Un mauvais état nutritionnel préopératoire est systématiquement associé à une augmentation des complications postopératoires et à des résultats chirurgicaux plus défavorables. Nous avons mis à jour une revue publiée pour la première fois en 2012.

Objectifs: 

Évaluer les effets d'un support nutritionnel préopératoire comparé aux soins usuels chez des personnes subissant une chirurgie gastro-intestinale.

Stratégie de recherche documentaire: 

Nous avons effectué des recherches dans le registre Cochrane des essais contrôlés, MEDLINE, Embase, trois autres bases de données et deux registres des essais le 28 mars 2023. Nous avons recherché les références bibliographiques des études incluses.

Critères de sélection: 

Nous avons inclus des essais contrôlés randomisés (ECR) portant sur des personnes subissant une chirurgie gastro-intestinale et recevant un support nutritionnel préopératoire, y compris une nutrition parentérale, une nutrition entérale ou des suppléments nutritionnels oraux, en comparaison avec les soins usuels. Nous avons uniquement inclus les supports nutritionnels contenant des macronutriments (protéines, glucides et lipides) et des micronutriments, et avons exclu les études évaluant un seul nutriment. Nous avons inclus des études quel que soit l'état nutritionnel des participants, c'est-à-dire des participants bien nourris, des participants présentant un risque de malnutrition ou des populations mixtes.

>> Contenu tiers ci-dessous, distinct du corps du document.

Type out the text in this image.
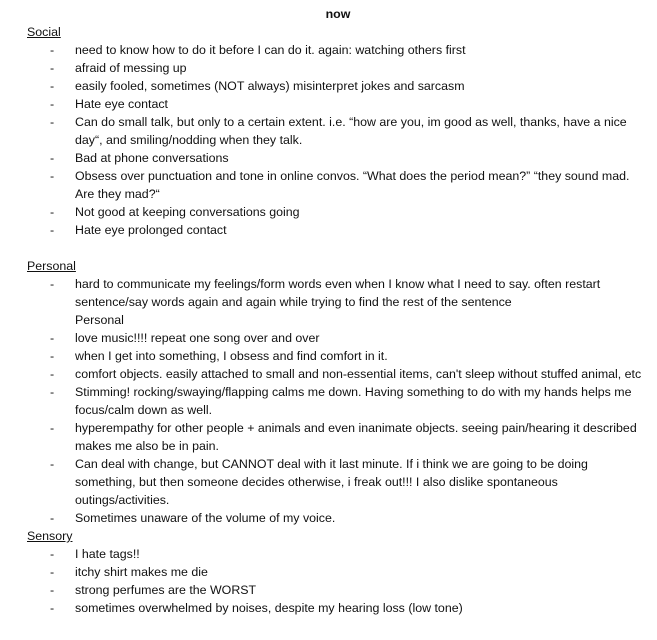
now
Social
- need to know how to do it before I can do it. again: watching others first
- afraid of messing up
- easily fooled, sometimes (NOT always) misinterpret jokes and sarcasm
- Hate eye contact
- Can do small talk, but only to a certain extent. i.e. “how are you, im good as well, thanks, have a nice day“, and smiling/nodding when they talk.
- Bad at phone conversations
- Obsess over punctuation and tone in online convos. “What does the period mean?” “they sound mad. Are they mad?“
- Not good at keeping conversations going
- Hate eye prolonged contact
Personal
- hard to communicate my feelings/form words even when I know what I need to say. often restart sentence/say words again and again while trying to find the rest of the sentence
Personal
- love music!!!! repeat one song over and over
- when I get into something, I obsess and find comfort in it.
- comfort objects. easily attached to small and non-essential items, can't sleep without stuffed animal, etc
- Stimming! rocking/swaying/flapping calms me down. Having something to do with my hands helps me focus/calm down as well.
- hyperempathy for other people + animals and even inanimate objects. seeing pain/hearing it described makes me also be in pain.
- Can deal with change, but CANNOT deal with it last minute. If i think we are going to be doing something, but then someone decides otherwise, i freak out!!! I also dislike spontaneous outings/activities.
- Sometimes unaware of the volume of my voice.
Sensory
- I hate tags!!
- itchy shirt makes me die
- strong perfumes are the WORST
- sometimes overwhelmed by noises, despite my hearing loss (low tone)
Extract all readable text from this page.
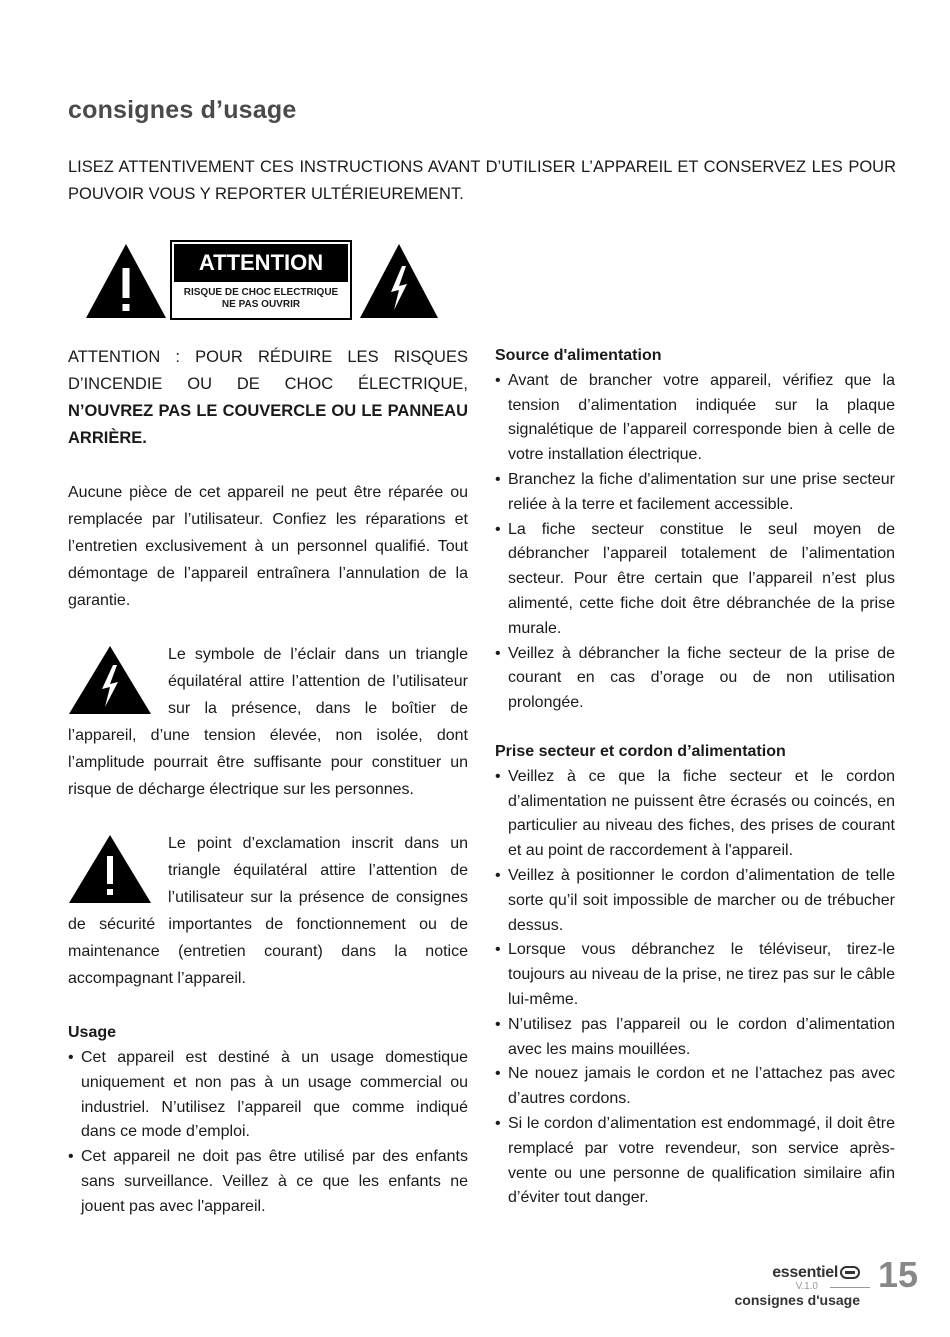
consignes d’usage

LISEZ ATTENTIVEMENT CES INSTRUCTIONS AVANT D’UTILISER L’APPAREIL ET CONSERVEZ LES POUR POUVOIR VOUS Y REPORTER ULTÉRIEUREMENT.

ATTENTION
RISQUE DE CHOC ELECTRIQUE
NE PAS OUVRIR

ATTENTION : POUR RÉDUIRE LES RISQUES D’INCENDIE OU DE CHOC ÉLECTRIQUE, N’OUVREZ PAS LE COUVERCLE OU LE PANNEAU ARRIÈRE.

Aucune pièce de cet appareil ne peut être réparée ou remplacée par l’utilisateur. Confiez les réparations et l’entretien exclusivement à un personnel qualifié. Tout démontage de l’appareil entraînera l’annulation de la garantie.

Le symbole de l’éclair dans un triangle équilatéral attire l’attention de l’utilisateur sur la présence, dans le boîtier de l’appareil, d’une tension élevée, non isolée, dont l’amplitude pourrait être suffisante pour constituer un risque de décharge électrique sur les personnes.

Le point d’exclamation inscrit dans un triangle équilatéral attire l’attention de l’utilisateur sur la présence de consignes de sécurité importantes de fonctionnement ou de maintenance (entretien courant) dans la notice accompagnant l’appareil.

Usage
• Cet appareil est destiné à un usage domestique uniquement et non pas à un usage commercial ou industriel. N’utilisez l’appareil que comme indiqué dans ce mode d’emploi.
• Cet appareil ne doit pas être utilisé par des enfants sans surveillance. Veillez à ce que les enfants ne jouent pas avec l'appareil.
Source d'alimentation
• Avant de brancher votre appareil, vérifiez que la tension d’alimentation indiquée sur la plaque signalétique de l’appareil corresponde bien à celle de votre installation électrique.
• Branchez la fiche d'alimentation sur une prise secteur reliée à la terre et facilement accessible.
• La fiche secteur constitue le seul moyen de débrancher l’appareil totalement de l’alimentation secteur. Pour être certain que l’appareil n’est plus alimenté, cette fiche doit être débranchée de la prise murale.
• Veillez à débrancher la fiche secteur de la prise de courant en cas d’orage ou de non utilisation prolongée.
Prise secteur et cordon d’alimentation
• Veillez à ce que la fiche secteur et le cordon d’alimentation ne puissent être écrasés ou coincés, en particulier au niveau des fiches, des prises de courant et au point de raccordement à l'appareil.
• Veillez à positionner le cordon d’alimentation de telle sorte qu’il soit impossible de marcher ou de trébucher dessus.
• Lorsque vous débranchez le téléviseur, tirez-le toujours au niveau de la prise, ne tirez pas sur le câble lui-même.
• N’utilisez pas l’appareil ou le cordon d’alimentation avec les mains mouillées.
• Ne nouez jamais le cordon et ne l’attachez pas avec d’autres cordons.
• Si le cordon d’alimentation est endommagé, il doit être remplacé par votre revendeur, son service après-vente ou une personne de qualification similaire afin d’éviter tout danger.
essentiel
V.1.0 15
consignes d'usage
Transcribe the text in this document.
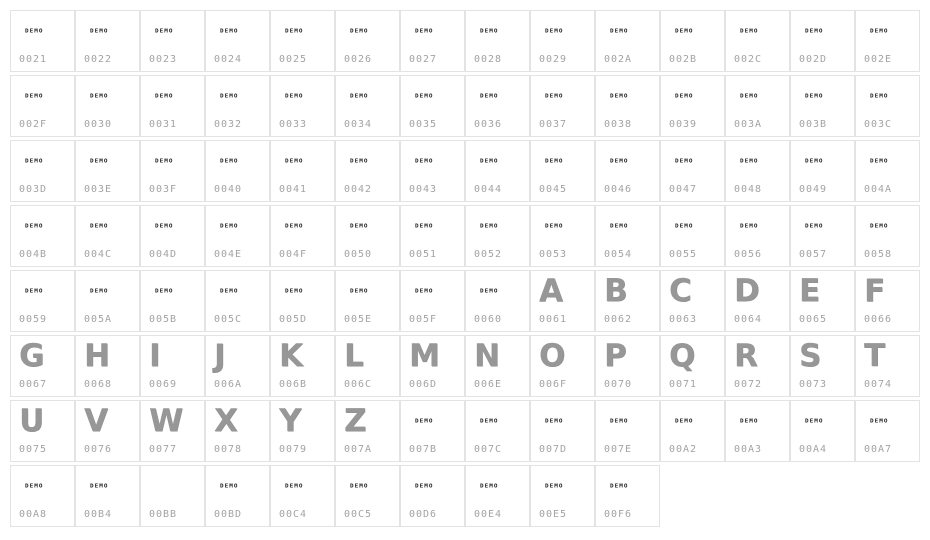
DEMO
0021
DEMO
0022
DEMO
0023
DEMO
0024
DEMO
0025
DEMO
0026
DEMO
0027
DEMO
0028
DEMO
0029
DEMO
002A
DEMO
002B
DEMO
002C
DEMO
002D
DEMO
002E
DEMO
002F
DEMO
0030
DEMO
0031
DEMO
0032
DEMO
0033
DEMO
0034
DEMO
0035
DEMO
0036
DEMO
0037
DEMO
0038
DEMO
0039
DEMO
003A
DEMO
003B
DEMO
003C
DEMO
003D
DEMO
003E
DEMO
003F
DEMO
0040
DEMO
0041
DEMO
0042
DEMO
0043
DEMO
0044
DEMO
0045
DEMO
0046
DEMO
0047
DEMO
0048
DEMO
0049
DEMO
004A
DEMO
004B
DEMO
004C
DEMO
004D
DEMO
004E
DEMO
004F
DEMO
0050
DEMO
0051
DEMO
0052
DEMO
0053
DEMO
0054
DEMO
0055
DEMO
0056
DEMO
0057
DEMO
0058
DEMO
0059
DEMO
005A
DEMO
005B
DEMO
005C
DEMO
005D
DEMO
005E
DEMO
005F
DEMO
0060
A
0061
B
0062
C
0063
D
0064
E
0065
F
0066
G
0067
H
0068
I
0069
J
006A
K
006B
L
006C
M
006D
N
006E
O
006F
P
0070
Q
0071
R
0072
S
0073
T
0074
U
0075
V
0076
W
0077
X
0078
Y
0079
Z
007A
DEMO
007B
DEMO
007C
DEMO
007D
DEMO
007E
DEMO
00A2
DEMO
00A3
DEMO
00A4
DEMO
00A7
DEMO
00A8
DEMO
00B4	00BB
DEMO
00BD
DEMO
00C4
DEMO
00C5
DEMO
00D6
DEMO
00E4
DEMO
00E5
DEMO
00F6
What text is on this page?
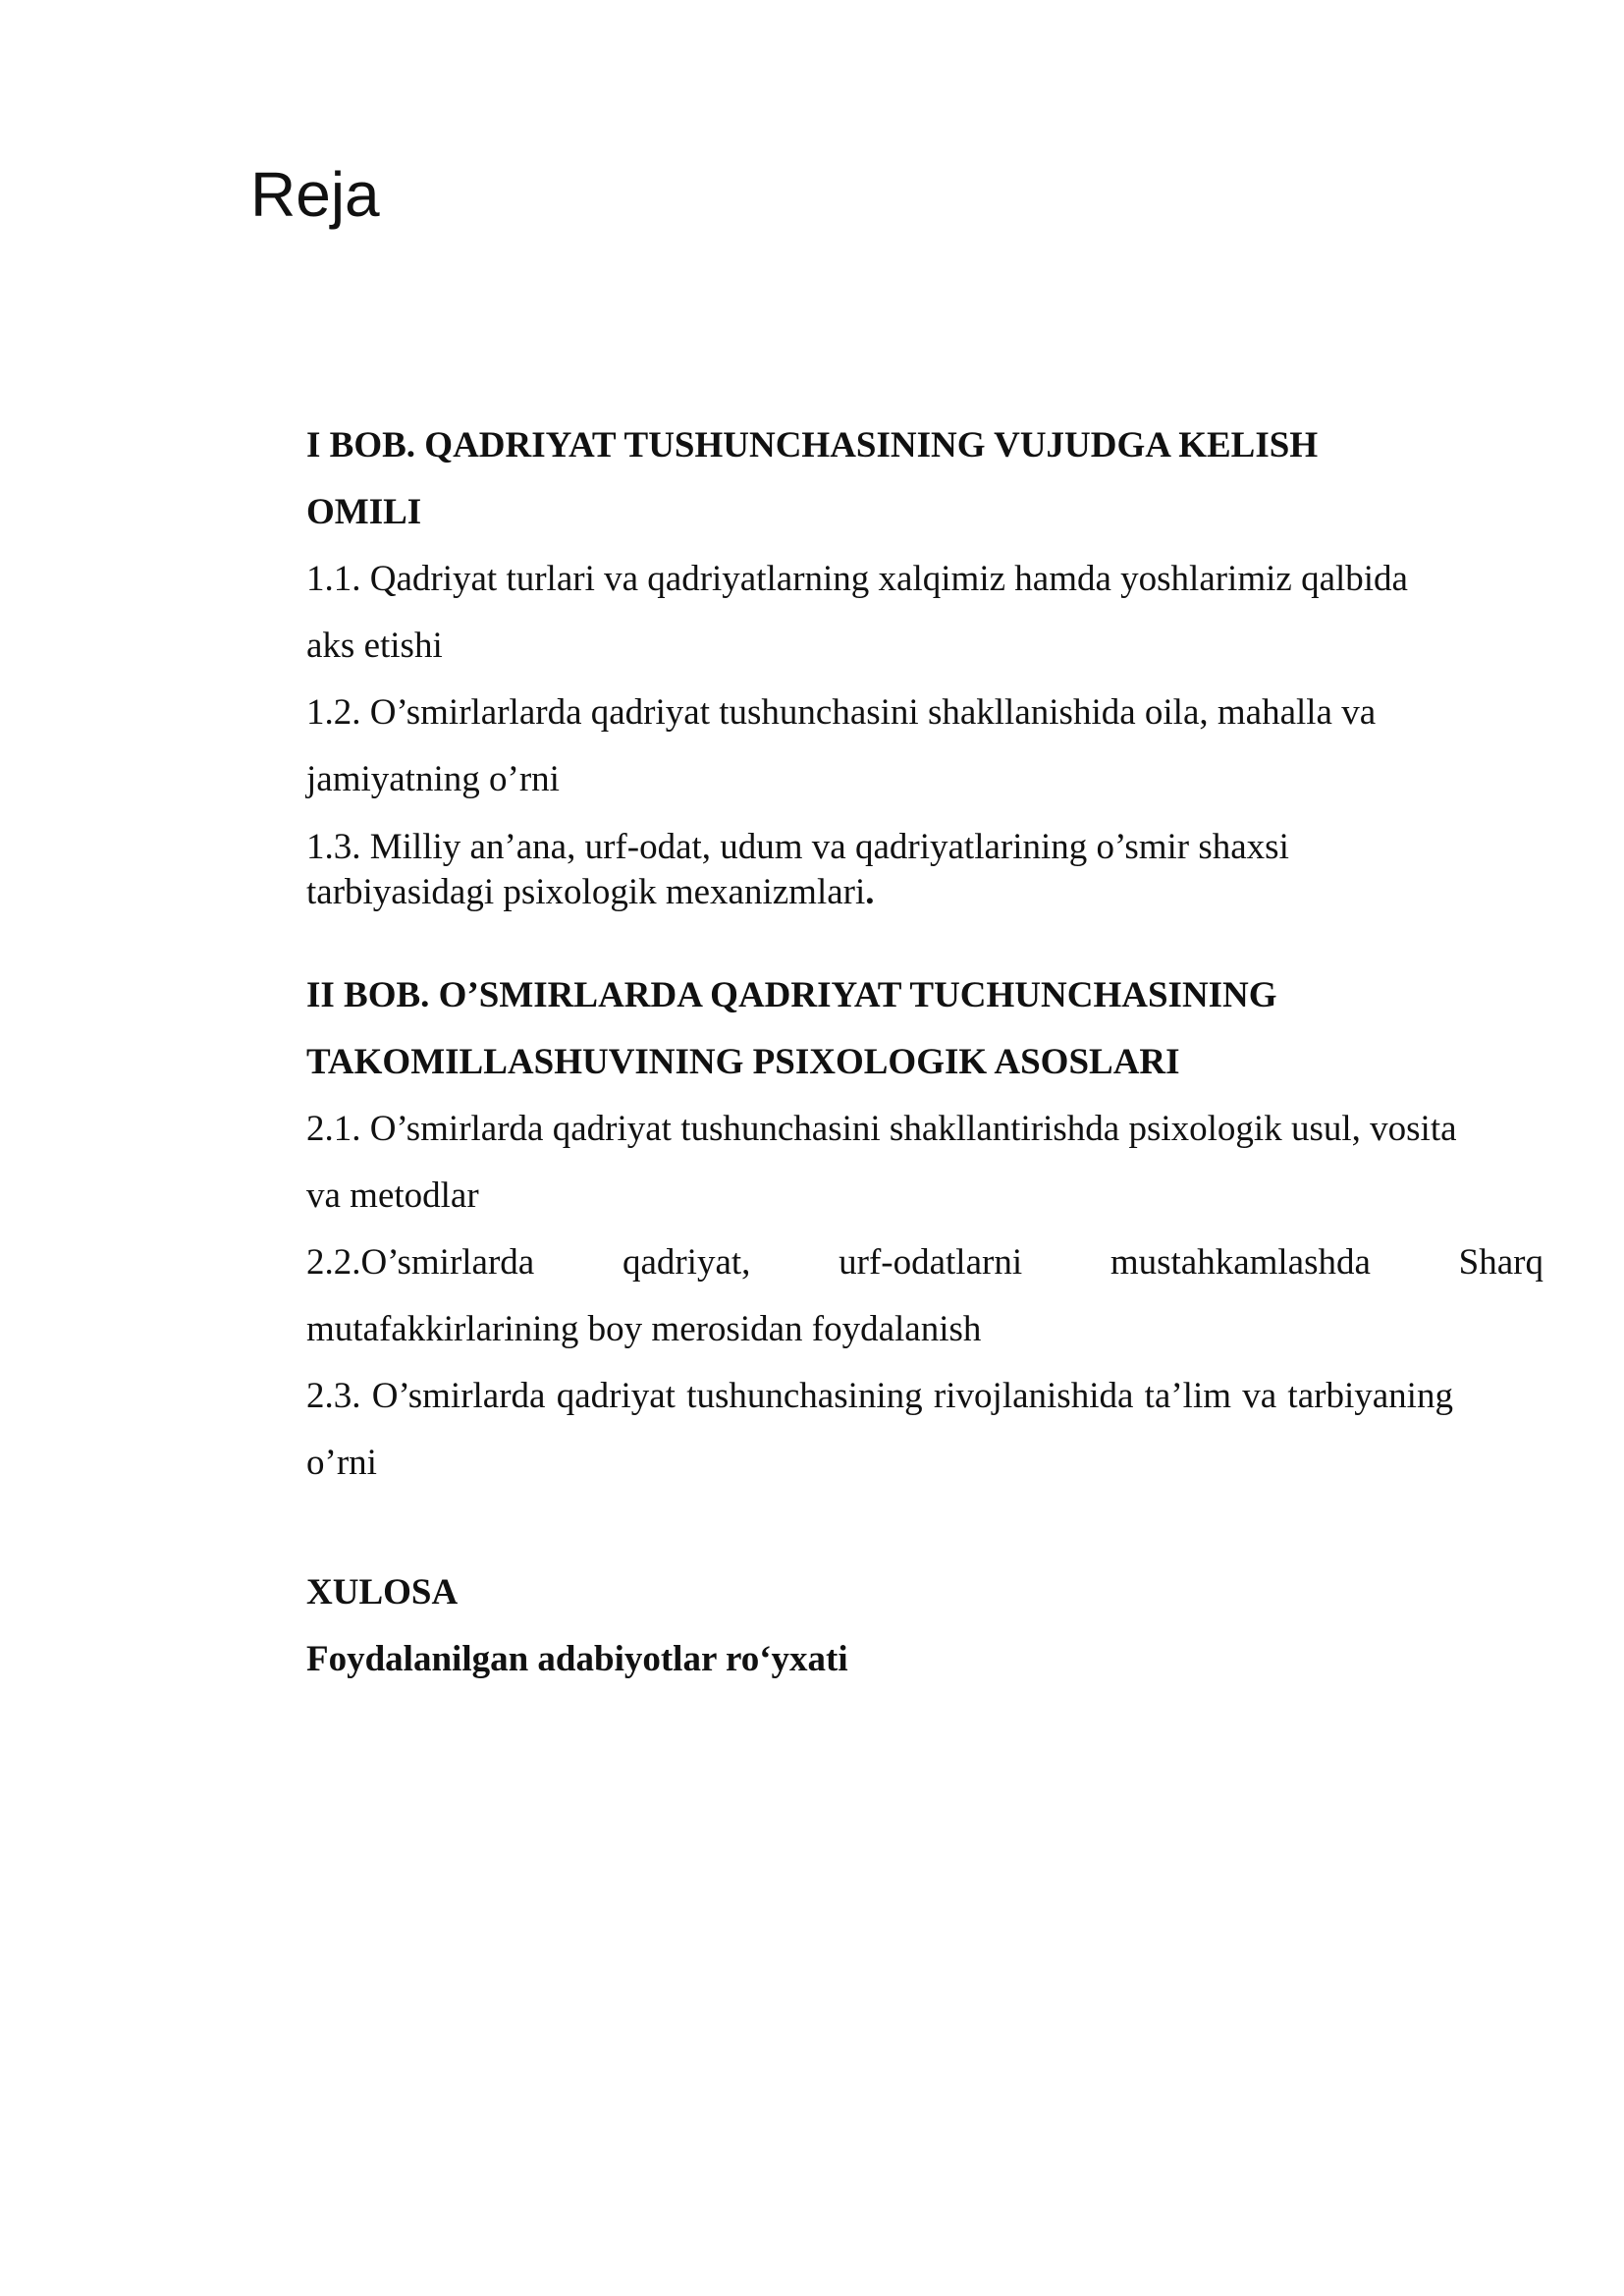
Reja
I BOB. QADRIYAT TUSHUNCHASINING VUJUDGA KELISH
OMILI
1.1. Qadriyat turlari va qadriyatlarning xalqimiz hamda yoshlarimiz qalbida
aks etishi
1.2. O’smirlarlarda qadriyat tushunchasini shakllanishida oila, mahalla va
jamiyatning o’rni
1.3. Milliy an’ana, urf-odat, udum va qadriyatlarining o’smir shaxsi
tarbiyasidagi psixologik mexanizmlari.
II BOB. O’SMIRLARDA QADRIYAT TUCHUNCHASINING
TAKOMILLASHUVINING PSIXOLOGIK ASOSLARI
2.1. O’smirlarda qadriyat tushunchasini shakllantirishda psixologik usul, vosita
va metodlar
2.2.O’smirlarda qadriyat, urf-odatlarni mustahkamlashda Sharq
mutafakkirlarining boy merosidan foydalanish
2.3. O’smirlarda qadriyat tushunchasining rivojlanishida ta’lim va tarbiyaning
o’rni
XULOSA
Foydalanilgan adabiyotlar ro‘yxati
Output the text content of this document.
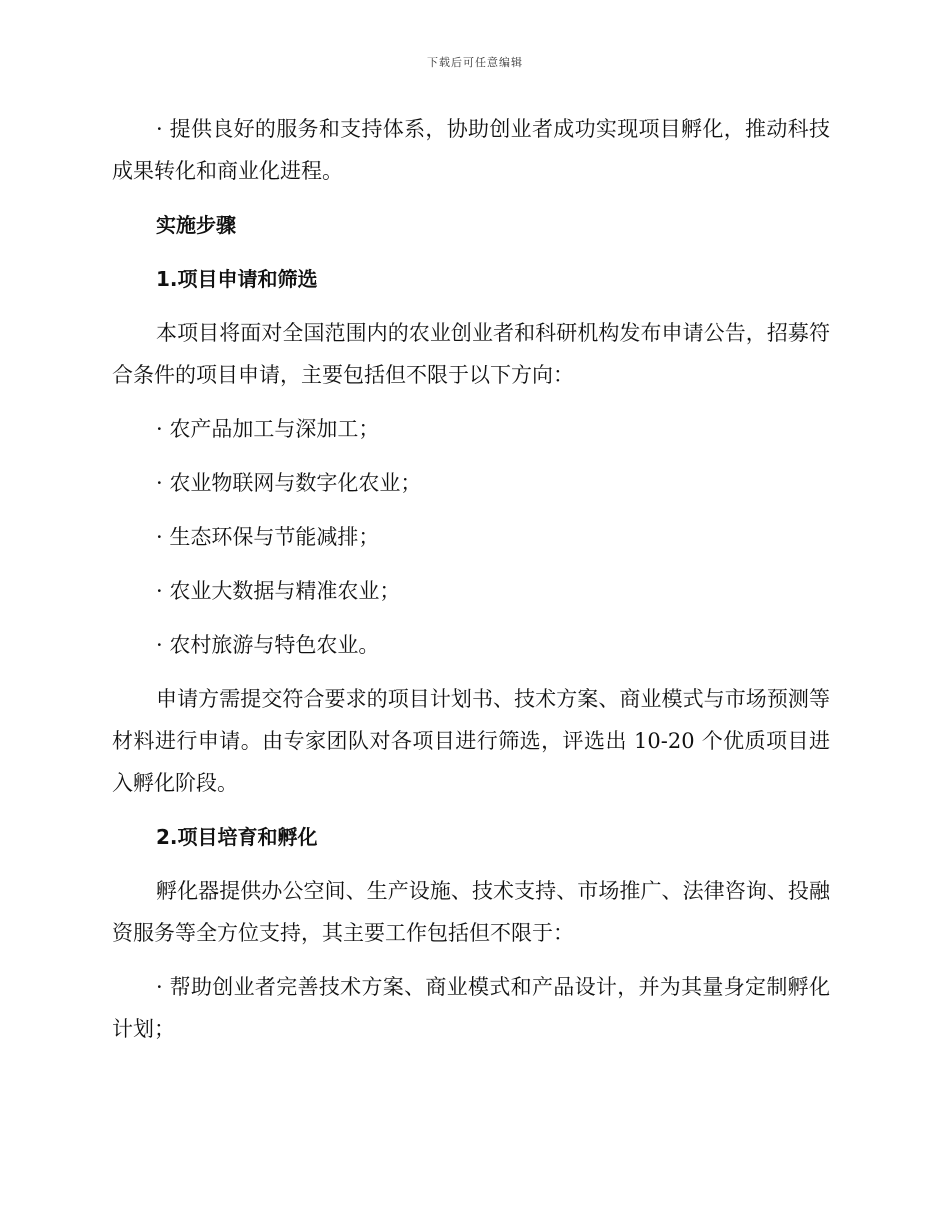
下载后可任意编辑

· 提供良好的服务和支持体系，协助创业者成功实现项目孵化，推动科技成果转化和商业化进程。

实施步骤
1.项目申请和筛选

本项目将面对全国范围内的农业创业者和科研机构发布申请公告，招募符合条件的项目申请，主要包括但不限于以下方向：

· 农产品加工与深加工；

· 农业物联网与数字化农业；

· 生态环保与节能减排；

· 农业大数据与精准农业；

· 农村旅游与特色农业。

申请方需提交符合要求的项目计划书、技术方案、商业模式与市场预测等材料进行申请。由专家团队对各项目进行筛选，评选出 10-20 个优质项目进入孵化阶段。

2.项目培育和孵化

孵化器提供办公空间、生产设施、技术支持、市场推广、法律咨询、投融资服务等全方位支持，其主要工作包括但不限于：

· 帮助创业者完善技术方案、商业模式和产品设计，并为其量身定制孵化计划；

Nous avons exclu les études portant sur des personnes ayant subi une chirurgie du pancréas ou du foie.

Nos critères de jugement principaux étaient les complications non infectieuses, les complications infectieuses et la durée du séjour à l'hôpital. Nos critères de jugement secondaires étaient les aspects nutritionnels, la qualité de vie, la modification de l'apport en macronutriments, les paramètres biochimiques, la mortalité périopératoire à 30 jours et les effets indésirables.

Recueil et analyse des données: 

Nous avons utilisé la méthodologie standard de Cochrane. Nous avons évalué le risque de biais à l'aide de l'outil RoB 1 et appliqué les critères GRADE pour évaluer le niveau de confiance des données probantes.

Résultats principaux: 

Nous avons inclus 16 ECR portant sur 19 comparaisons (2164 participants). Sept études ont été ajoutées à cette mise à jour. Les participants étaient âgés de 21 à 79 ans et 62 % d'entre eux étaient des hommes. Trois ECR ont eu recours à la nutrition parentérale, deux à la nutrition entérale, huit à la nutrition renforçant le système immunitaire et six à des compléments nutritionnels oraux standard. Toutes les études ont inclus des groupes mixtes de participants bien nourris et mal nourris ; elles ont utilisé différentes méthodes pour identifier la malnutrition et l'ont rapportée de différentes manières. Toutes les études incluses n'ont pas été menées dans le cadre d'un programme ERAS (Enhanced Recovery After Surgery), qui est désormais la pratique clinique courante dans la plupart des hôpitaux pratiquant la chirurgie gastro-intestinale.

Nous nous sommes inquiétés du risque de biais dans toutes les études et 14 d'entre elles présentaient un risque de biais élevé en raison de l'absence de mise en aveugle.

Nous ne savons pas si la nutrition parentérale a un effet sur le nombre de participants ayant eu une complication non infectieuse (risque relatif (RR) 0,61, intervalle de confiance (IC) à 95 % 0,36 à 1,02 ; 3 ECR, 260 participants ; données probantes d’un niveau de confiance très faible) ; une complication infectieuse (RR 0.98, IC à 95 % 0,53 à 1,80 ; 3 ECR, 260 participants ; données probantes d’un niveau de confiance très faible) ou la durée du séjour hospitalier (différence de moyennes (DM) 5,49 jours, IC à 95 % 0,02 à 10,96 ; 2 ECR, 135 participants ; données probantes d’un niveau de confiance très faible).

Aucune des études sur la nutrition entérale n'a rapporté le critère de jugement concernant les complications non infectieuses. Les données probantes sont très incertaines en ce qui concerne l'effet de la nutrition entérale sur le nombre de participants présentant des complications infectieuses après une intervention chirurgicale (RR 0,90, IC à 95 % 0,59 à 1,38 ; 2 ECR, 126 participants ; données probantes d’un niveau de confiance très faible) ou sur la durée du séjour à l'hôpital (DM 5,10 jours, IC à 95 % -1,03 à 11,23 ; 2 ECR, 126 participants ; données probantes d’un niveau de confiance très faible).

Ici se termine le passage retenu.